INQUIRING LINE

Why does curriculum order matter when information theory says data order is irrelevant?

This explores a real tension: classical information theory treats a dataset's total information as order-invariant, yet curriculum learning keeps showing that the sequence you feed examples in changes the outcome — so the corpus's answer is that order matters because the learner isn't a fixed container, it's a moving target that reshapes itself as it reads.


This explores why sequencing should matter at all when the math says a dataset carries the same information no matter how you shuffle it. The resolution running through the corpus: information theory's order-invariance assumes a *fixed* receiver absorbing a joint distribution. A model under gradient descent is not fixed — it's a path-dependent system whose current state decides what the next example can even teach it. Order matters because the learner is non-stationary, not because the data's information content changes.

Several notes make this concrete from different angles. The sharpest reframing is that curriculum isn't really about "easy then hard" pedagogy at all — it's about distance from where the model already is. Rare-to-common ordering beats standard curricula because rarity signals a gap in the model's existing distribution, not conceptual difficulty Does ordering training data by rarity actually improve language models?. The same logic appears in reverse: teacher-refined data that is objectively higher quality *degrades* a student when it lands beyond the student's current learning frontier Does teacher-refined data always improve student model performance?. "Better data" and "learnable-right-now data" are different things, and only the second one survives contact with a moving learner.

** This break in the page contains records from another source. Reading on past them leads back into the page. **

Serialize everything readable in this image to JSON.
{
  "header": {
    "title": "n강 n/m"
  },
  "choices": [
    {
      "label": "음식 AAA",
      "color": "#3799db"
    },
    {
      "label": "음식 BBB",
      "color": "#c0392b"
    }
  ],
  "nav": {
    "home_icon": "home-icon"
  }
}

The most striking case is when order decides whether a signal is informative *at all*. Running imitation training first and verifiable-reward training second beats either alone, because the imitation phase produces reasonable attempts that make the later reward signal meaningful — reorder it and the reward has nothing to sharpen Does sequencing imitation then exploration training improve reasoning?. Order also has mechanical, almost physical effects on the model's internal dynamics: training structured tasks before creative ones prevents entropy collapse from wrecking open-ended ability, a 6%+ swing that pure data content can't explain Does training order reshape how models handle different task types?. And clever sequencing can manufacture supervision that the raw data never contained — sliding a reasoning start-state backward turns plain outcome feedback into step-level guidance Can curriculum learning approximate expensive process supervision?.

The thing you may not have known you wanted to know: this is the *opposite* of how models treat order at inference time. By default LLMs largely ignore the temporal order of a user's interaction history when ranking, and you have to prompt order-sensitivity back in Why do language models ignore temporal order in ranking?. So order is nearly invisible to a frozen model reading a sequence, yet decisive for a model *learning* from one. The corpus even hints at a deeper version of this asymmetry: format and presentation shape reasoning strategy far more than the underlying content does Does training data format shape reasoning strategy more than domain?, and you can build it from sparsity signals without any external difficulty labels Can representation sparsity order few-shot demonstrations effectively?. Information theory measures what's in the data; curriculum measures what a particular learner, in a particular state, can pick up next.


Sources 8 notes

Does ordering training data by rarity actually improve language models?

CTFT fine-tunes LLMs on rare data first because rarity signals distributional weakness, not conceptual difficulty. This reframes curriculum learning as managing distance from pre-training distribution rather than pedagogical scaffolding.

Does teacher-refined data always improve student model performance?

Teacher-refined data degrades performance when it exceeds the student's learning frontier, even if objectively higher quality. Students should filter refinements using their own statistical profile to retain only compatible improvements.

Does sequencing imitation then exploration training improve reasoning?

Running Supervised RL first to establish reasoning foundations, then RLVR to refine against verifiable rewards, substantially outperforms both methods in isolation. The imitation phase makes outcome rewards informative by creating reasonable rollouts the RL phase can then sharpen.

Does training order reshape how models handle different task types?

Omni-Thinker shows structured domains decrease output entropy while creative domains increase it. BWT-guided scheduling—training structured tasks first—yields 6.2% gains over joint training by preventing entropy collapse from damaging open-ended capabilities.

Can curriculum learning approximate expensive process supervision?

R3 progressively slides the reasoning start state backward from near-completion, creating a curriculum that reveals step-level failure modes using only outcome feedback. This achieves process supervision granularity without expensive human step annotations.

Why do language models ignore temporal order in ranking?

LLMs can extract preferences from interaction histories but disregard temporal order by default. Recency-focused prompts and in-context examples activate latent order-sensitivity, improving ranking without retraining.

Does training data format shape reasoning strategy more than domain?

Models trained on multiple-choice data adopt breadth-first exploration (Cohen's d up to 1.5), while free-form training produces depth-first reasoning. Format effect dwarfs domain effect, meaning presentation matters far more than content type.

Can representation sparsity order few-shot demonstrations effectively?

Sparsity-Guided Curriculum In-Context Learning uses last-layer activation sparsity to order demonstrations from sparse (harder) to dense (easier), yielding considerable performance improvements. This approach requires no external difficulty labels and works across diverse in-context learning tasks.